During the championship, Winterguard did their warm up as per usual before their competition run, but Gailband described that from there, every moment after turned into a blur due to fully focusing on the performance. He felt nervous before the performance but noted that we collectively “performed our hearts out and absolutely did the best we could.” Once the award ceremony started, all the guards from different schools stood together on the floor in a line formation. 

“We were listening as they named the places starting from last to first and every time they didn’t say our name we [would] clench up a little bit and get a little excited. They said seventh place, sixth, fifth, fourth, third, then they said second and it wasn’t us. We were all thrilled because we knew that we had won and then they said our name and we got to go out there. We all got our gold medals. We got a banner and it was really awesome. The coaches were really proud of us,” Gailband said. 

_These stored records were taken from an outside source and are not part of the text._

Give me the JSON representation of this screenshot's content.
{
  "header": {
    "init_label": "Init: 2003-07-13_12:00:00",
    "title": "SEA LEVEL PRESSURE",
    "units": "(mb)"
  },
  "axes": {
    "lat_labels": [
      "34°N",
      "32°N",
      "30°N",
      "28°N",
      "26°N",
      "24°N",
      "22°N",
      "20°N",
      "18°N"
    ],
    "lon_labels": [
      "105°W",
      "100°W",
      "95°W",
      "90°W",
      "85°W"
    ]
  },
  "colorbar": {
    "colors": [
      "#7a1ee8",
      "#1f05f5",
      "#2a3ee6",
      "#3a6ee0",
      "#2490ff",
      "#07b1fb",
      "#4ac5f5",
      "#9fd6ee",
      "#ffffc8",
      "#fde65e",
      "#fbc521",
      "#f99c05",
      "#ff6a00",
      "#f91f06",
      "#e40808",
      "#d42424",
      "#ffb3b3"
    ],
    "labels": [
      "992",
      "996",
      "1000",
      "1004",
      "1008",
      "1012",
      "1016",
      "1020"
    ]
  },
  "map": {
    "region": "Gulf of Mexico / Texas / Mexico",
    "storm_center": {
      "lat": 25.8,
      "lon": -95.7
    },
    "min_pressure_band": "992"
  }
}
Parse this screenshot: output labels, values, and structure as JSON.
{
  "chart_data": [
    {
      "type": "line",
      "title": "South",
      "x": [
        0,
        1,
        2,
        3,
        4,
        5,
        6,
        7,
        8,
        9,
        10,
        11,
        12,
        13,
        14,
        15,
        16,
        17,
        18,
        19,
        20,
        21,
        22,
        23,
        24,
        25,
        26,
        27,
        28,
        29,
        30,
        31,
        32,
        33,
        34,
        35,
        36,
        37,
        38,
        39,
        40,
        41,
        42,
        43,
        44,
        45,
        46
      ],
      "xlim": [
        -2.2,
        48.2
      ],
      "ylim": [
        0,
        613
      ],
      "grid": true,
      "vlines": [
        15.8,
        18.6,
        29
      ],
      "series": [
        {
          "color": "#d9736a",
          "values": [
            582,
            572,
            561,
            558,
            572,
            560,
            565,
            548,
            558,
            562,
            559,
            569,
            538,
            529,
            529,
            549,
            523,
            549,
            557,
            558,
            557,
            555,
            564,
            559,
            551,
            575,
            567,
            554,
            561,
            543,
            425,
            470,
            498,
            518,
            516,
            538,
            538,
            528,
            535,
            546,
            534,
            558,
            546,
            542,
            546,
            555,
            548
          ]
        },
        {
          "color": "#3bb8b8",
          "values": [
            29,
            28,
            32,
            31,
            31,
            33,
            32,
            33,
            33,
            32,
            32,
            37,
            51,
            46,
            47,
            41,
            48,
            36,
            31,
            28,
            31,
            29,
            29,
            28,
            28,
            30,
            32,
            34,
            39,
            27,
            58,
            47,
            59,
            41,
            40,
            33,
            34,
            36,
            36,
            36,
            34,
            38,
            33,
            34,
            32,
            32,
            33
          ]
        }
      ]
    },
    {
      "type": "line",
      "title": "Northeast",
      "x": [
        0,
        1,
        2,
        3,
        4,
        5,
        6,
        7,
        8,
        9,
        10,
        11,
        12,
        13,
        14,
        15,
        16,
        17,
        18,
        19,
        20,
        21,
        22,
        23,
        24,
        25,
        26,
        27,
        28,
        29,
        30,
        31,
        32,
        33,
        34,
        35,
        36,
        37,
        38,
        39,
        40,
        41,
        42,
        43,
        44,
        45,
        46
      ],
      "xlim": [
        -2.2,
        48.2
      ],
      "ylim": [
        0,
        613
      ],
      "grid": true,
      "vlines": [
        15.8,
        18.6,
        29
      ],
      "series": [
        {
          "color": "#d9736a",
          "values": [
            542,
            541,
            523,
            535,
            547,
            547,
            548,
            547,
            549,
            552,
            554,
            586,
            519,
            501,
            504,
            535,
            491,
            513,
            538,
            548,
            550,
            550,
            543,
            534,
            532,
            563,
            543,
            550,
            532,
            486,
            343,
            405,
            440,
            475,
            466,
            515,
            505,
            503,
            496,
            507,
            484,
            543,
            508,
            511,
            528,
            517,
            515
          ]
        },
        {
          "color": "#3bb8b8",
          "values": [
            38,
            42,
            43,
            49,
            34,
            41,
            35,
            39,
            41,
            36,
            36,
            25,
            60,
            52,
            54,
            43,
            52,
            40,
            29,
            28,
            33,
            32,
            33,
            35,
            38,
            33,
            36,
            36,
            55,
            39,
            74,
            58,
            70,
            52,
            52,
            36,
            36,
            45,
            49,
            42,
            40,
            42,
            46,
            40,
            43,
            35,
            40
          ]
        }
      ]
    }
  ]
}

Despite a great win in the championship, Winterguard did experience challenges throughout their season: adjusting to new coaches and new practice schedules this year. In addition, Armenta mentioned that most of the team was new so there was a barrier to overcome with the freshness of the team. 

“It was just all really new to us, like the different types of expectations that we were being held up to. It was definitely different. There were a lot of tears, sometimes a lot of sweat. It was mainly just the expectations that we were meant to fulfill because some of us got discouraged at times. Especially throughout the middle of the season, it wasn’t going too well,” Armenta said.  

Winterguard was able to overcome the challenges they experienced this season: new coaches and frequent long hour rehearsals. Fernandez believes that the many hours of hard work paid off in the end. 

“We definitely have to put in a lot of work. A lot of long rehearsals are pretty stressful but I think the whole experience was pretty nice. It was very scary. The awards were so scary. I was shaking but we earned it,” Fernandez said.

Both Armenta and Gailband similarly concluded that this year’s championship was a positive way to end their high school Color Guard career.

“I’m glad I had the little time I had in guard. I only did it my sophomore year which got cut off. Our last competition that we were able to do was what normally would have been one of the first competitions of the season,” Gailband said. “Then you know we did nothing over COVID, so I’m glad that we could get what we did got. I’m glad that we made so much out of it and really made it worth it.”